Son-Three had a soccer game last weekend. He scored two goals--and got hit in the windpipe so hard he had to sit out the last two minutes of the game. Like a lot of moms, I feel my child's pain--hell, I feel everyone else's children's pain, too. Two boys on the opposing team banged heads and fell to the ground and I groaned out loud and grabbed my ears. (It's a good thing I wasn't watching the varsity game being played at the same time, where a senior dislocated his knee and had to be taken off the field by ambulance--I probably would've been walking with a limp all week.)
This feeling another's pain is just one of the reasons I'm not sure I'm really cut out for Soccer Mom-hood. I certainly never intended to become a Soccer Mom. In fact, my senior year in high school, I'm pretty sure that every time anyone asked me what I wanted to do after graduation I said, "Be a burden on society."
But I put away childish dreams and moved on to my own children's childish dreams...so here I am on the sidelines of a game or two, gasping out loud, applauding appropriately, and staring in awe at the parents who scream so loud I'm sure they're going to burst a vein at any moment. (Now, that's a second-hand pain that could ruin an afternoon.)
It's clear to anyone who's even a little perceptive that the competition off the field, between the parents, is at least as intense as it is out on the field. Who's been to the most games? Whose kid has the best stats? Who knows the most obscure lingo?

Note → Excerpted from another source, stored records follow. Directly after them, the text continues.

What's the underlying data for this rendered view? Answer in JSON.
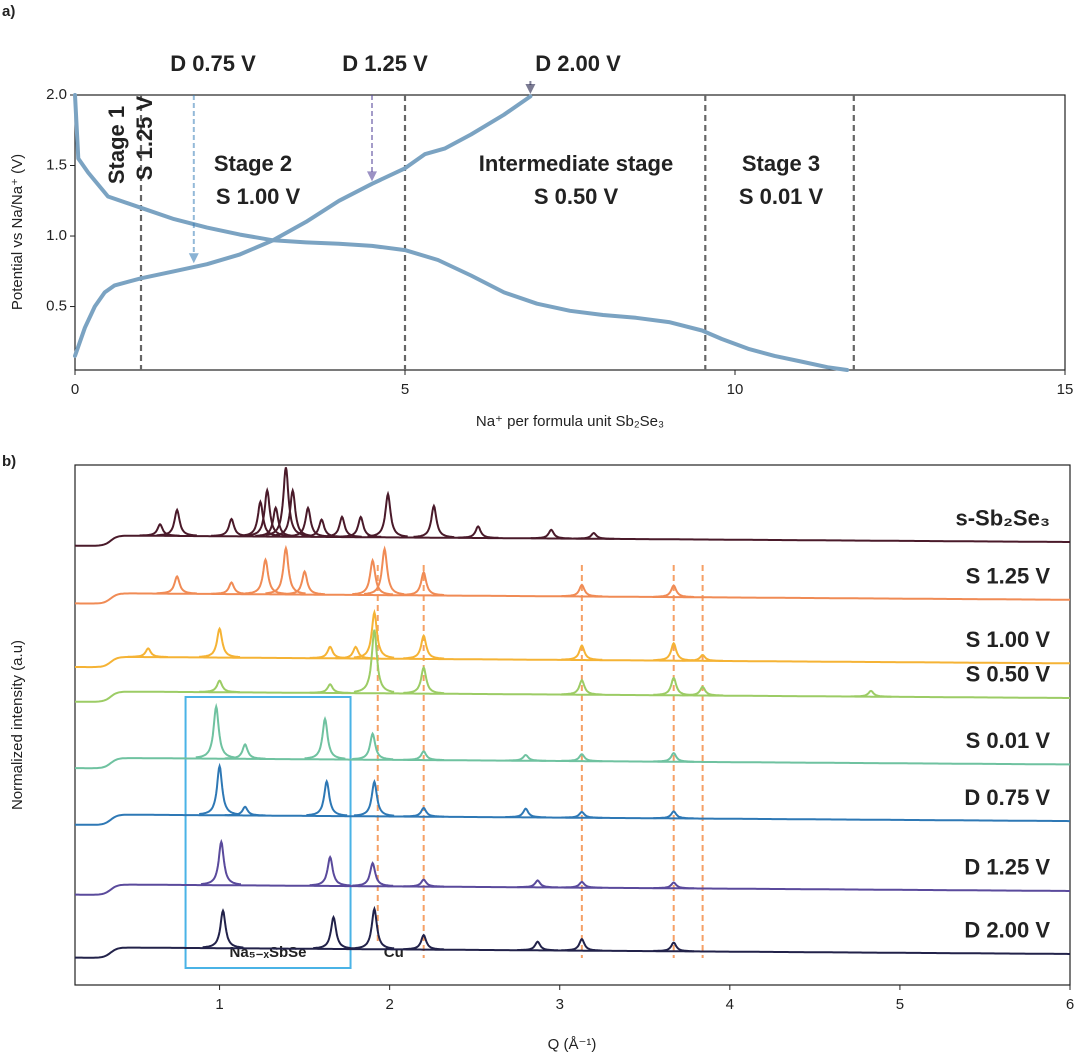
{
  "chart_data": [
    {
      "type": "line",
      "panel": "a)",
      "xlabel": "Na⁺ per formula unit Sb₂Se₃",
      "ylabel": "Potential vs Na/Na⁺ (V)",
      "xlim": [
        0,
        15
      ],
      "ylim": [
        0.05,
        2.0
      ],
      "xticks": [
        0,
        5,
        10,
        15
      ],
      "yticks": [
        0.5,
        {
          "value": 1,
          "label": "1.0"
        },
        1.5,
        {
          "value": 2,
          "label": "2.0"
        }
      ],
      "series": [
        {
          "color": "#7ba3c2",
          "x": [
            0,
            0.05,
            0.2,
            0.5,
            1,
            1.5,
            2,
            2.5,
            3,
            3.5,
            4,
            4.5,
            5,
            5.5,
            6,
            6.5,
            7,
            7.5,
            8,
            8.5,
            9,
            9.5,
            9.8,
            10.2,
            10.6,
            11,
            11.4,
            11.7
          ],
          "values": [
            2.0,
            1.55,
            1.45,
            1.28,
            1.2,
            1.12,
            1.06,
            1.01,
            0.97,
            0.955,
            0.945,
            0.93,
            0.9,
            0.83,
            0.72,
            0.6,
            0.52,
            0.47,
            0.44,
            0.42,
            0.39,
            0.33,
            0.27,
            0.2,
            0.15,
            0.11,
            0.07,
            0.05
          ]
        },
        {
          "color": "#7ba3c2",
          "x": [
            0,
            0.15,
            0.3,
            0.45,
            0.6,
            1,
            1.5,
            2,
            2.5,
            3,
            3.5,
            4,
            4.5,
            5,
            5.3,
            5.6,
            6,
            6.5,
            6.9
          ],
          "values": [
            0.15,
            0.35,
            0.5,
            0.6,
            0.65,
            0.7,
            0.75,
            0.8,
            0.87,
            0.97,
            1.1,
            1.25,
            1.37,
            1.48,
            1.58,
            1.62,
            1.72,
            1.86,
            1.99
          ]
        }
      ],
      "vlines": [
        1,
        5,
        9.55,
        11.8
      ],
      "arrows": [
        {
          "label": "D 0.75 V",
          "x": 1.8,
          "y": 0.8,
          "color": "#3a7fb8"
        },
        {
          "label": "D 1.25 V",
          "x": 4.5,
          "y": 1.38,
          "color": "#5a4a9c"
        },
        {
          "label": "D 2.00 V",
          "x": 6.9,
          "y": 2.0,
          "color": "#22224a"
        }
      ],
      "annotations": [
        {
          "text": "Stage 1",
          "color": "#c81fc8"
        },
        {
          "text": "S 1.25 V",
          "color": "#f08b55"
        },
        {
          "text": "Stage 2",
          "color": "#c81fc8"
        },
        {
          "text": "S 1.00 V",
          "color": "#f5b335"
        },
        {
          "text": "Intermediate stage",
          "color": "#c81fc8"
        },
        {
          "text": "S 0.50 V",
          "color": "#9ccc65"
        },
        {
          "text": "Stage 3",
          "color": "#c81fc8"
        },
        {
          "text": "S 0.01 V",
          "color": "#6fc2a0"
        }
      ]
    },
    {
      "type": "spectrum",
      "panel": "b)",
      "xlabel": "Q (Å⁻¹)",
      "ylabel": "Normalized intensity (a.u)",
      "xlim": [
        0.15,
        6
      ],
      "ylim": [
        0,
        9
      ],
      "xticks": [
        1,
        2,
        3,
        4,
        5,
        6
      ],
      "series": [
        {
          "name": "s-Sb₂Se₃",
          "color": "#4a1a2a",
          "peaks": [
            0.65,
            0.75,
            1.07,
            1.24,
            1.28,
            1.33,
            1.39,
            1.43,
            1.52,
            1.6,
            1.72,
            1.83,
            1.99,
            2.26,
            2.52,
            2.95,
            3.2
          ],
          "values": [
            0.2,
            0.45,
            0.3,
            0.6,
            0.8,
            0.5,
            1.2,
            0.8,
            0.5,
            0.3,
            0.35,
            0.35,
            0.75,
            0.55,
            0.2,
            0.15,
            0.1
          ]
        },
        {
          "name": "S 1.25 V",
          "color": "#f08b55",
          "peaks": [
            0.75,
            1.07,
            1.27,
            1.39,
            1.5,
            1.9,
            1.97,
            2.2,
            3.13,
            3.67
          ],
          "values": [
            0.3,
            0.2,
            0.6,
            0.8,
            0.4,
            0.6,
            0.8,
            0.4,
            0.2,
            0.2
          ]
        },
        {
          "name": "S 1.00 V",
          "color": "#f5b335",
          "peaks": [
            0.58,
            1.0,
            1.65,
            1.8,
            1.91,
            2.2,
            3.13,
            3.67,
            3.84
          ],
          "values": [
            0.15,
            0.5,
            0.2,
            0.2,
            0.8,
            0.4,
            0.25,
            0.3,
            0.1
          ]
        },
        {
          "name": "S 0.50 V",
          "color": "#9ccc65",
          "peaks": [
            1.0,
            1.65,
            1.91,
            2.2,
            3.13,
            3.67,
            3.84,
            4.83
          ],
          "values": [
            0.2,
            0.15,
            1.1,
            0.45,
            0.25,
            0.3,
            0.15,
            0.1
          ]
        },
        {
          "name": "S 0.01 V",
          "color": "#6fc2a0",
          "peaks": [
            0.98,
            1.15,
            1.62,
            1.9,
            2.2,
            2.8,
            3.13,
            3.67
          ],
          "values": [
            0.9,
            0.25,
            0.7,
            0.45,
            0.15,
            0.1,
            0.12,
            0.15
          ]
        },
        {
          "name": "D 0.75 V",
          "color": "#2e78b5",
          "peaks": [
            1.0,
            1.15,
            1.63,
            1.91,
            2.2,
            2.8,
            3.13,
            3.67
          ],
          "values": [
            0.85,
            0.15,
            0.6,
            0.6,
            0.15,
            0.15,
            0.1,
            0.12
          ]
        },
        {
          "name": "D 1.25 V",
          "color": "#5a4a9c",
          "peaks": [
            1.01,
            1.65,
            1.9,
            2.2,
            2.87,
            3.13,
            3.67
          ],
          "values": [
            0.75,
            0.5,
            0.4,
            0.12,
            0.12,
            0.1,
            0.1
          ]
        },
        {
          "name": "D 2.00 V",
          "color": "#22224a",
          "peaks": [
            1.02,
            1.67,
            1.91,
            2.2,
            2.87,
            3.13,
            3.67
          ],
          "values": [
            0.65,
            0.55,
            0.7,
            0.25,
            0.15,
            0.2,
            0.15
          ]
        }
      ],
      "vlines": [
        1.93,
        2.2,
        3.13,
        3.67,
        3.84
      ],
      "vline_color": "#f5a066",
      "vline_label": "Cu",
      "box": {
        "label": "Na₅₋ₓSbSe",
        "range": [
          0.8,
          1.77
        ],
        "color": "#4ab3e6"
      }
    }
  ]
}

Who can yell the loudest?*
I'm not much of a yeller and I think there's a fine line between encouragement and disparagement, between rooting for and putting down, between constructive criticism and destructive taunting. There are parents at every game dancing all over that line. These are the kind of parents who make me feel inadequate--not involved enough, not gung-ho enough, not anything enough.

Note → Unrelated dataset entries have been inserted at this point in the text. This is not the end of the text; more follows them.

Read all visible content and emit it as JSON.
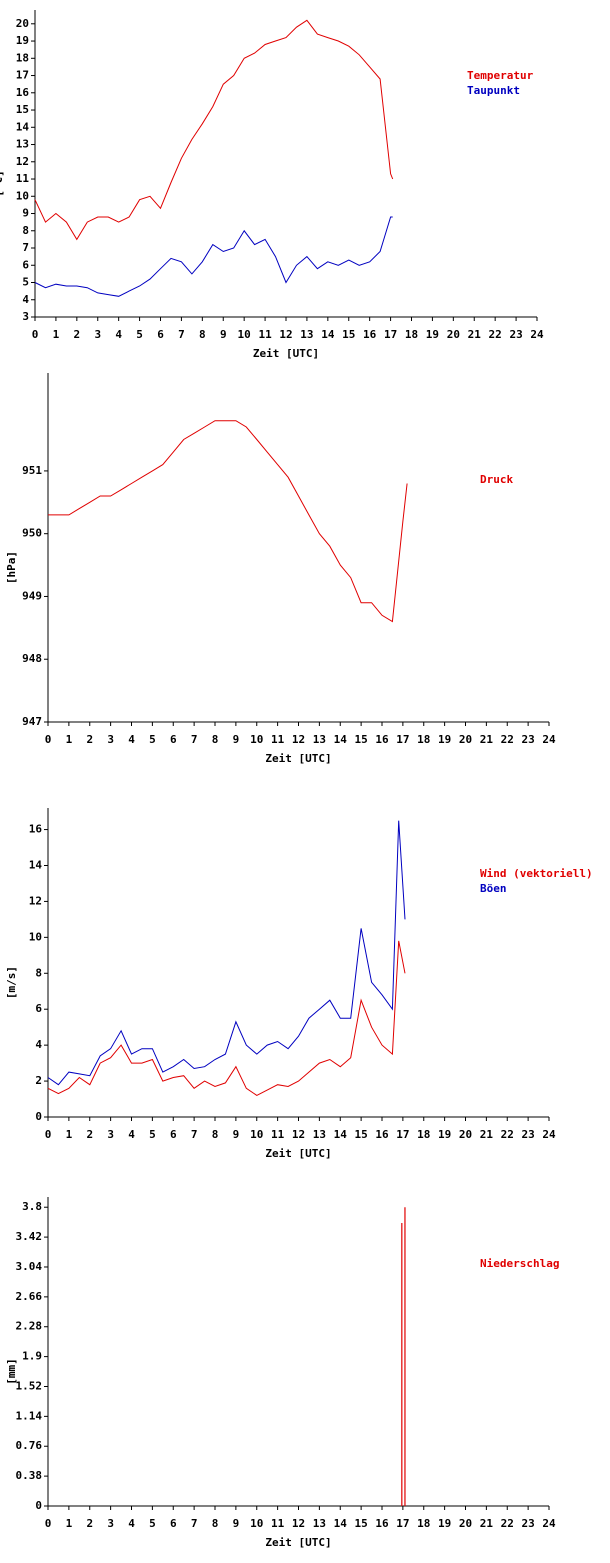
{
  "chart_data": [
    {
      "type": "line",
      "ylabel": "[°C]",
      "xlabel": "Zeit [UTC]",
      "x": [
        0,
        0.5,
        1,
        1.5,
        2,
        2.5,
        3,
        3.5,
        4,
        4.5,
        5,
        5.5,
        6,
        6.5,
        7,
        7.5,
        8,
        8.5,
        9,
        9.5,
        10,
        10.5,
        11,
        11.5,
        12,
        12.5,
        13,
        13.5,
        14,
        14.5,
        15,
        15.5,
        16,
        16.5,
        17,
        17.1
      ],
      "series": [
        {
          "name": "Temperatur",
          "color": "#e00000",
          "values": [
            9.8,
            8.5,
            9.0,
            8.5,
            7.5,
            8.5,
            8.8,
            8.8,
            8.5,
            8.8,
            9.8,
            10.0,
            9.3,
            10.8,
            12.2,
            13.3,
            14.2,
            15.2,
            16.5,
            17.0,
            18.0,
            18.3,
            18.8,
            19.0,
            19.2,
            19.8,
            20.2,
            19.4,
            19.2,
            19.0,
            18.7,
            18.2,
            17.5,
            16.8,
            11.3,
            11.0
          ]
        },
        {
          "name": "Taupunkt",
          "color": "#0000c0",
          "values": [
            5.0,
            4.7,
            4.9,
            4.8,
            4.8,
            4.7,
            4.4,
            4.3,
            4.2,
            4.5,
            4.8,
            5.2,
            5.8,
            6.4,
            6.2,
            5.5,
            6.2,
            7.2,
            6.8,
            7.0,
            8.0,
            7.2,
            7.5,
            6.5,
            5.0,
            6.0,
            6.5,
            5.8,
            6.2,
            6.0,
            6.3,
            6.0,
            6.2,
            6.8,
            8.8,
            8.8
          ]
        }
      ],
      "xlim": [
        0,
        24
      ],
      "xticks": [
        0,
        1,
        2,
        3,
        4,
        5,
        6,
        7,
        8,
        9,
        10,
        11,
        12,
        13,
        14,
        15,
        16,
        17,
        18,
        19,
        20,
        21,
        22,
        23,
        24
      ],
      "ylim": [
        3,
        20.8
      ],
      "yticks": [
        3,
        4,
        5,
        6,
        7,
        8,
        9,
        10,
        11,
        12,
        13,
        14,
        15,
        16,
        17,
        18,
        19,
        20
      ]
    },
    {
      "type": "line",
      "ylabel": "[hPa]",
      "xlabel": "Zeit [UTC]",
      "x": [
        0,
        0.5,
        1,
        1.5,
        2,
        2.5,
        3,
        3.5,
        4,
        4.5,
        5,
        5.5,
        6,
        6.5,
        7,
        7.5,
        8,
        8.5,
        9,
        9.5,
        10,
        10.5,
        11,
        11.5,
        12,
        12.5,
        13,
        13.5,
        14,
        14.5,
        15,
        15.5,
        16,
        16.5,
        17,
        17.2
      ],
      "series": [
        {
          "name": "Druck",
          "color": "#e00000",
          "values": [
            950.3,
            950.3,
            950.3,
            950.4,
            950.5,
            950.6,
            950.6,
            950.7,
            950.8,
            950.9,
            951.0,
            951.1,
            951.3,
            951.5,
            951.6,
            951.7,
            951.8,
            951.8,
            951.8,
            951.7,
            951.5,
            951.3,
            951.1,
            950.9,
            950.6,
            950.3,
            950.0,
            949.8,
            949.5,
            949.3,
            948.9,
            948.9,
            948.7,
            948.6,
            950.2,
            950.8
          ]
        }
      ],
      "xlim": [
        0,
        24
      ],
      "xticks": [
        0,
        1,
        2,
        3,
        4,
        5,
        6,
        7,
        8,
        9,
        10,
        11,
        12,
        13,
        14,
        15,
        16,
        17,
        18,
        19,
        20,
        21,
        22,
        23,
        24
      ],
      "ylim": [
        947,
        952.56
      ],
      "yticks": [
        947,
        948,
        949,
        950,
        951
      ]
    },
    {
      "type": "line",
      "ylabel": "[m/s]",
      "xlabel": "Zeit [UTC]",
      "x": [
        0,
        0.5,
        1,
        1.5,
        2,
        2.5,
        3,
        3.5,
        4,
        4.5,
        5,
        5.5,
        6,
        6.5,
        7,
        7.5,
        8,
        8.5,
        9,
        9.5,
        10,
        10.5,
        11,
        11.5,
        12,
        12.5,
        13,
        13.5,
        14,
        14.5,
        15,
        15.5,
        16,
        16.5,
        16.8,
        17.1
      ],
      "series": [
        {
          "name": "Wind (vektoriell)",
          "color": "#e00000",
          "values": [
            1.6,
            1.3,
            1.6,
            2.2,
            1.8,
            3.0,
            3.3,
            4.0,
            3.0,
            3.0,
            3.2,
            2.0,
            2.2,
            2.3,
            1.6,
            2.0,
            1.7,
            1.9,
            2.8,
            1.6,
            1.2,
            1.5,
            1.8,
            1.7,
            2.0,
            2.5,
            3.0,
            3.2,
            2.8,
            3.3,
            6.5,
            5.0,
            4.0,
            3.5,
            9.8,
            8.0
          ]
        },
        {
          "name": "Böen",
          "color": "#0000c0",
          "values": [
            2.2,
            1.8,
            2.5,
            2.4,
            2.3,
            3.4,
            3.8,
            4.8,
            3.5,
            3.8,
            3.8,
            2.5,
            2.8,
            3.2,
            2.7,
            2.8,
            3.2,
            3.5,
            5.3,
            4.0,
            3.5,
            4.0,
            4.2,
            3.8,
            4.5,
            5.5,
            6.0,
            6.5,
            5.5,
            5.5,
            10.5,
            7.5,
            6.8,
            6.0,
            16.5,
            11.0
          ]
        }
      ],
      "xlim": [
        0,
        24
      ],
      "xticks": [
        0,
        1,
        2,
        3,
        4,
        5,
        6,
        7,
        8,
        9,
        10,
        11,
        12,
        13,
        14,
        15,
        16,
        17,
        18,
        19,
        20,
        21,
        22,
        23,
        24
      ],
      "ylim": [
        0,
        17.2
      ],
      "yticks": [
        0,
        2,
        4,
        6,
        8,
        10,
        12,
        14,
        16
      ]
    },
    {
      "type": "bar",
      "ylabel": "[mm]",
      "xlabel": "Zeit [UTC]",
      "x": [
        16.95,
        17.1
      ],
      "series": [
        {
          "name": "Niederschlag",
          "color": "#e00000",
          "values": [
            3.6,
            3.8
          ]
        }
      ],
      "xlim": [
        0,
        24
      ],
      "xticks": [
        0,
        1,
        2,
        3,
        4,
        5,
        6,
        7,
        8,
        9,
        10,
        11,
        12,
        13,
        14,
        15,
        16,
        17,
        18,
        19,
        20,
        21,
        22,
        23,
        24
      ],
      "ylim": [
        0,
        3.93
      ],
      "yticks": [
        0,
        0.38,
        0.76,
        1.14,
        1.52,
        1.9,
        2.28,
        2.66,
        3.04,
        3.42,
        3.8
      ]
    }
  ]
}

I can't be at every game--there are schedule constraints, financial constraints, there's a whole world of constraints. Though no one has ever said anything out loud to me about my absences, I often catch myself mentally defending my position. "I have three other children, a full-time job, the Hubby, the house..."
The truth is that even if I could be at every game, I'm not really sure Son-Three would want me there. Along with all the other fine lines involved, there seems to be a fine line between being there enough and being there too much. Honestly, though this is probably a spectacularly unpopular opinion, I think it does him some good that I can't be there for every game. It fosters independence, it fosters doing for the sake of doing (rather than doing to impress Mom or anyone else). Of course, saying that is supposed to make me feel better about not being there and so then I get in a tangled mess in my mind wondering if I'm just rationalizing my own laziness and inability to "be there" for my kid.
There are two things I know for sure about parenting: One is that, even after seventeen years, I hardly know anything. The other is that it's not in anyone's best interest for parents to compete with one another--no one wins. Doubts go with the territory and comparisons are not at all energy efficient. We're all out there just cobbling together the best life we can for ourselves and for our kids and it's insane to imagine that we know what's better for the next guy (or gal) anymore than they know what's better for us.
That said, I'll stumble down from the soapbox and get some rest before the next game.
*For a more complete field guide to Soccer Moms and Dads see Lucinda's post.